Reflecting on my breakfast of understanding possibility, I had came to realize that if it is truly an art, it would take great practice and intense culmination to get it as close to perfect as possible. It would take some time to sit in the “front row” of my life, quiet any negative “inner voice,” and to fascinate myself with learning from mistakes. My practice, in true Leadershape form, would come later that night in unconventional ways. Now, however, was the time to go to a luncheon; earthquake and chicken salad were the main dishes on the menu. Our new activity brought our family clusters together in an attempt to get out of a fictional earthquake with a set of rules, travesties, circumstances, and a foursome of unexpectedly spoiled chicken salad sandwiches. We learned at end of this exercise that I all situations, especially when on the cusp of survival, attention to detail and effective collaboration behaviors were essential to coming out of uncomfortable circumstances. Like the earthquake, circumstance will come to my chapter and I unannounced and, at times, out of our own control. It is up to us from that point, to utilize both the knowledge and experience from our own lives and lead with appropriate behaviors and detail. After this exercise, I explained how my father always told me that instead of “trying” to do something, say getting yourself out of a disaster, it only gets done if you “just do it.” Though it may at first sound hard, I realized by speaking with other Leadershape classmates how they achieved success in the activity and that, ultimately, it is possible.
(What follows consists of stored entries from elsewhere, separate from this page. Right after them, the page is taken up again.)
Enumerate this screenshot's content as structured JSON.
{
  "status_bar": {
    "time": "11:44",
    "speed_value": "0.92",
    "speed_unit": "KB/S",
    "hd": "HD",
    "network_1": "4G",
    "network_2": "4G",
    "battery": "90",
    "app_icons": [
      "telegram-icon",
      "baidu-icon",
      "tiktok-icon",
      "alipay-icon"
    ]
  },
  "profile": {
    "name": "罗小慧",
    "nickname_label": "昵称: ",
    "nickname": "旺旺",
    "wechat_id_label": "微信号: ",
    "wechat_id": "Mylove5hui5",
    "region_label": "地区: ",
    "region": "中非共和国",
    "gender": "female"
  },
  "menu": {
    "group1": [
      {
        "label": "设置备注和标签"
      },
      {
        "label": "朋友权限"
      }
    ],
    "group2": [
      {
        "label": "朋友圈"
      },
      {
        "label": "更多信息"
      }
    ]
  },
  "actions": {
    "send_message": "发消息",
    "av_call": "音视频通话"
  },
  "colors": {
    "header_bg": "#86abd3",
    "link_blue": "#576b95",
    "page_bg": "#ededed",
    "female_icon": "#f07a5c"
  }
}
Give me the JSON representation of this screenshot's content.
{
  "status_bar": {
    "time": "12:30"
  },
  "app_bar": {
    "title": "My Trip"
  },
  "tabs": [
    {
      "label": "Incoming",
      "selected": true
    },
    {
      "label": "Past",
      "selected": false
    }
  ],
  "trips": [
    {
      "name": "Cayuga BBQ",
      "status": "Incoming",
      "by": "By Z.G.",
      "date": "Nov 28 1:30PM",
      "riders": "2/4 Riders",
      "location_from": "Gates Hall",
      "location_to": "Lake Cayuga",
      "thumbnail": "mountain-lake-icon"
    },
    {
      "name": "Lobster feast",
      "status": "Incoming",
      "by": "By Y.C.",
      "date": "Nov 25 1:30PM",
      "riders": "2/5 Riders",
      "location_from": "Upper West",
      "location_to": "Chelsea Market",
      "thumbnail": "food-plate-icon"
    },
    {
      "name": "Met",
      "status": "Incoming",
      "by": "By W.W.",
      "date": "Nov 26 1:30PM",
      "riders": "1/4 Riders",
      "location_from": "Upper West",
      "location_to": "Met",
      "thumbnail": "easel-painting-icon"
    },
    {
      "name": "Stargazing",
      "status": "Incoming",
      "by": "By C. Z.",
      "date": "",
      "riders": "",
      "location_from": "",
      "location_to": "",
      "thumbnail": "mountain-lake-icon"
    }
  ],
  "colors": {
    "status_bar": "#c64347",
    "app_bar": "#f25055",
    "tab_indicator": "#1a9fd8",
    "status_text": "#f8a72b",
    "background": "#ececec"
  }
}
There was that word again: possibility. By this point I still only knew one side of the word and it was the side that wasn’t too hard a lesson to digest. But, what about the      other side? For dessert, we had a lesson that started out with sugary sweet good intentions and ended with a bitter after taste of what exactly Power & Influence can bring out of leaders. You see, Benjamin Zander never excluded the possibility of failure; he simply recommended we pay it little attention. What we needed to pay attention to were the behaviors that could cause failure. We, as Greek brothers and sisters, should be the first to admit that failure is possible, but also know that, we can not half-ass intentions. In this simulation of power struggle, whether that power represented influence, money, or responsibility, I, along with most of my fellow classmates, failed to uphold the values that made our intentions strong. I instead upheld the desire to be successful over my values, which was the exact opposite of what I should do, because I perceived it as “just a game.” One of my favorite Drake songs advises that life isn’t “a rehearsal; the camera’s always rolling.” This means that regardless, of whether I thought this to be a harmless game, it was that practice, in true Leadershape form, that came in an unconventional manner. I will say, however, that we succeeded in an effort to educate ourselves on the dangers of getting a sugar rush from the power that we sometimes don’t deserve. Think of all the sour looks bystanders wouldn’t send our way if Greek life upheld their values at ALL times. We have to realize that it’s not “just a game” we are not “just in a fraternity” our values are not “just a few words” and “if you think they are,” as my facilitator, Cara Jenkins says, “it is just an excuse.” It was from that point on that I vowed to no longer use my fraternity and values as an excuse to rise to the top, as a tool to get what I desired, but as a gift that allows me to Love and Respect my Greek community, as well each and every other community I belong to. Moreover, I promised not to dwell on this mistake, but to use it as a recipe note card, constantly reminding me of the right and wrong steps to take in my leadership adventure. Doing this would allow me to rise from this travesty and rise to another occasion with true leadership.